Posted By: H. Paul Honsinger On: 2/16/2014

Title: Jim Beam Misses the Point

This editorial entirely misses the point. When people say that they want to get the government out of their life, they aren't talking about the essential structure created by the Founders, or even the social safety net that we have created from the FDR through the LBJ days. They are talking about the rampant increase in the governmental intrusion into their lives that has come into being during the last generation or so: the proliferation of regulations and enormous increase in the size and scope of government that has taken place during that time. Since 1970, in dollars adjusted for inflation, federal spending has more than doubled. Yet, in 1970, we had food stamps, aid to families for dependent children, social security, medicaid, and medicare. We were finishing the interstate highway system, fighting a war in Vietnam, funding substantial research into cancer and other diseases, and landing men on the moon, so this was not some tiny, ineffectual government.

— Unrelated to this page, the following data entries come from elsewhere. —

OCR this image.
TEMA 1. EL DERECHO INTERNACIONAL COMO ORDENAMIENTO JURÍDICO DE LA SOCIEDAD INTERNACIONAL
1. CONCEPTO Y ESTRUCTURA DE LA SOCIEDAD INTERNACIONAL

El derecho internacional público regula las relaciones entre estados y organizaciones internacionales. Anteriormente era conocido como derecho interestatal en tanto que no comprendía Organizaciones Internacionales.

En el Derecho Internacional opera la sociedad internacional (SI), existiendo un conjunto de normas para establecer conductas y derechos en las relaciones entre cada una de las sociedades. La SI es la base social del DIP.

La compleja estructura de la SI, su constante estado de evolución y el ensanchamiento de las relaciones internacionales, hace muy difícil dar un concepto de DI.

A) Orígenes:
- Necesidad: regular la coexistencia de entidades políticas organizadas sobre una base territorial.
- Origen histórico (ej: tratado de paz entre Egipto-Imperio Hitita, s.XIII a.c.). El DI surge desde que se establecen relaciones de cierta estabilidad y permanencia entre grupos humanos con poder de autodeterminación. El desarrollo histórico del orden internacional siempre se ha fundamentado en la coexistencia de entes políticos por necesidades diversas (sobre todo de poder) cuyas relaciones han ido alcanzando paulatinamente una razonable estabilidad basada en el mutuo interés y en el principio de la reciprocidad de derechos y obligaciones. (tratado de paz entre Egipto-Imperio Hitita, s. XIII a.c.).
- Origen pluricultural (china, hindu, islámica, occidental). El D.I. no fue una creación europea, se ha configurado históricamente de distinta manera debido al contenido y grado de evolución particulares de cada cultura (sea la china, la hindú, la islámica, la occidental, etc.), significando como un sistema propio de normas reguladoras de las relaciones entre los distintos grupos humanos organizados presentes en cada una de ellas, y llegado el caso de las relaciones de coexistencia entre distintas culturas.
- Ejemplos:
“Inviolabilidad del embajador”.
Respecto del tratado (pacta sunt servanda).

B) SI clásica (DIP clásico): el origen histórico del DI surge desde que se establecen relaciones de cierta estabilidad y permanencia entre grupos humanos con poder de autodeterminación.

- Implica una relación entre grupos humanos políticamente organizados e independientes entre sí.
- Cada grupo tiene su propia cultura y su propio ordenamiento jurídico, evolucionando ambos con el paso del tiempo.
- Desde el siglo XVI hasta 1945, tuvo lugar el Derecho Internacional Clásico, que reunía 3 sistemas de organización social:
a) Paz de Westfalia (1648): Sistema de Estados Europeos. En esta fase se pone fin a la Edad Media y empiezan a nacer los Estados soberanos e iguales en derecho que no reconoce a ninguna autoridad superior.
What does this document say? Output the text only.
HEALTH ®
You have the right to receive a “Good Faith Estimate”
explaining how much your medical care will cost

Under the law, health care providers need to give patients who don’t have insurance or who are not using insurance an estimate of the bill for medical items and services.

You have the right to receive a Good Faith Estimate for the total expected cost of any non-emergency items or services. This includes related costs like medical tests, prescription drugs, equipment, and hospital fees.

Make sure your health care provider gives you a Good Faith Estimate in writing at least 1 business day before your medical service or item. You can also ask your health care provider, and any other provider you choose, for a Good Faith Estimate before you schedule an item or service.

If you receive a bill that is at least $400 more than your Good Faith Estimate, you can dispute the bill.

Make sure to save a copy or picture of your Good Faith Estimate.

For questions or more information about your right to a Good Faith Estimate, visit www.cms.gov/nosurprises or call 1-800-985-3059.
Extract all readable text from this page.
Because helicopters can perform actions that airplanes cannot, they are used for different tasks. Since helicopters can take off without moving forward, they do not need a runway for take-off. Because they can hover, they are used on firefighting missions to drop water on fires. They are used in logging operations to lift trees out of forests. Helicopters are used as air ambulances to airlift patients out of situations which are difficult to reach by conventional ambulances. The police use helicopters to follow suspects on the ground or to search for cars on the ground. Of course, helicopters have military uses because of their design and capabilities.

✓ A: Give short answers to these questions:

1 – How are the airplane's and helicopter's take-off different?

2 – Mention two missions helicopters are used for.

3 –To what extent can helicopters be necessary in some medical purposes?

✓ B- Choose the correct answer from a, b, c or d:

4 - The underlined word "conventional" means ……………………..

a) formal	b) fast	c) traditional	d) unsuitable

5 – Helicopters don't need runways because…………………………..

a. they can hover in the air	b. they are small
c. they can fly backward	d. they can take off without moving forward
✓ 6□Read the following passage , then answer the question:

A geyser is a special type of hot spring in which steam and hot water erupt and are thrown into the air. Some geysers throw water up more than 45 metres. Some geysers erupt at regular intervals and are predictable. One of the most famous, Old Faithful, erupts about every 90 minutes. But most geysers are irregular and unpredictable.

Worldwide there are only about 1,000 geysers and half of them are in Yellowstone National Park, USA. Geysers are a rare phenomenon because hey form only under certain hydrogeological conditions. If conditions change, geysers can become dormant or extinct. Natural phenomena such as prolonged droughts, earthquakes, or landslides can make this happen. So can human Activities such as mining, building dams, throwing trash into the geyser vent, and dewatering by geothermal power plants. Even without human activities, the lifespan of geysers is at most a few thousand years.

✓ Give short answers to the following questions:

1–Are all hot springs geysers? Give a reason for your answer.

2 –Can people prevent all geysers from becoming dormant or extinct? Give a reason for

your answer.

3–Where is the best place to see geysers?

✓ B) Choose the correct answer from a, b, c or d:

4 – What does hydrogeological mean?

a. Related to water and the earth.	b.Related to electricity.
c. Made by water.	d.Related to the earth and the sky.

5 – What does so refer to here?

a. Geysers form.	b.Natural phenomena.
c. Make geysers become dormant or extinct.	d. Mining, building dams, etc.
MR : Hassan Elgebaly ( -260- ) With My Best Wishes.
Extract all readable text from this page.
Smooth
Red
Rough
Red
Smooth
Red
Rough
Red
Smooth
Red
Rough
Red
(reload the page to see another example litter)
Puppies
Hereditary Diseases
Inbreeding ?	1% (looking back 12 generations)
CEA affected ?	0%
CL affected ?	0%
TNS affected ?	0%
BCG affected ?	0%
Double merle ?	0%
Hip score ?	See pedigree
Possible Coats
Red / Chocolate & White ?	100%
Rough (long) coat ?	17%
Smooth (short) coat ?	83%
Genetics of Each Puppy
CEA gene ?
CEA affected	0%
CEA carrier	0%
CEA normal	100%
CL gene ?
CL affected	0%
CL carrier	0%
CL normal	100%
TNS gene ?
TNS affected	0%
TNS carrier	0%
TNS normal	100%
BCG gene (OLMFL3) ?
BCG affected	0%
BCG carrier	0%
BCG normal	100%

I think that most people who say that they want government out of their lives would be ecstatic to return the federal and state governments to the size and scope they had in 1970, with a few minor tweaks. Almost no one wants the elimination of government or to reduce it so much as to make it nugatory. People who want government out of their lives simply want government reduced to a reasonable size, expense, and scope so that they can keep what they earn and live their lives having to overcome as few governmental obstacles as possible. The Founders called it "Liberty." Americans are discovering that they have a taste for it and that they want it back. This movement is worthy of praise, not condemnation.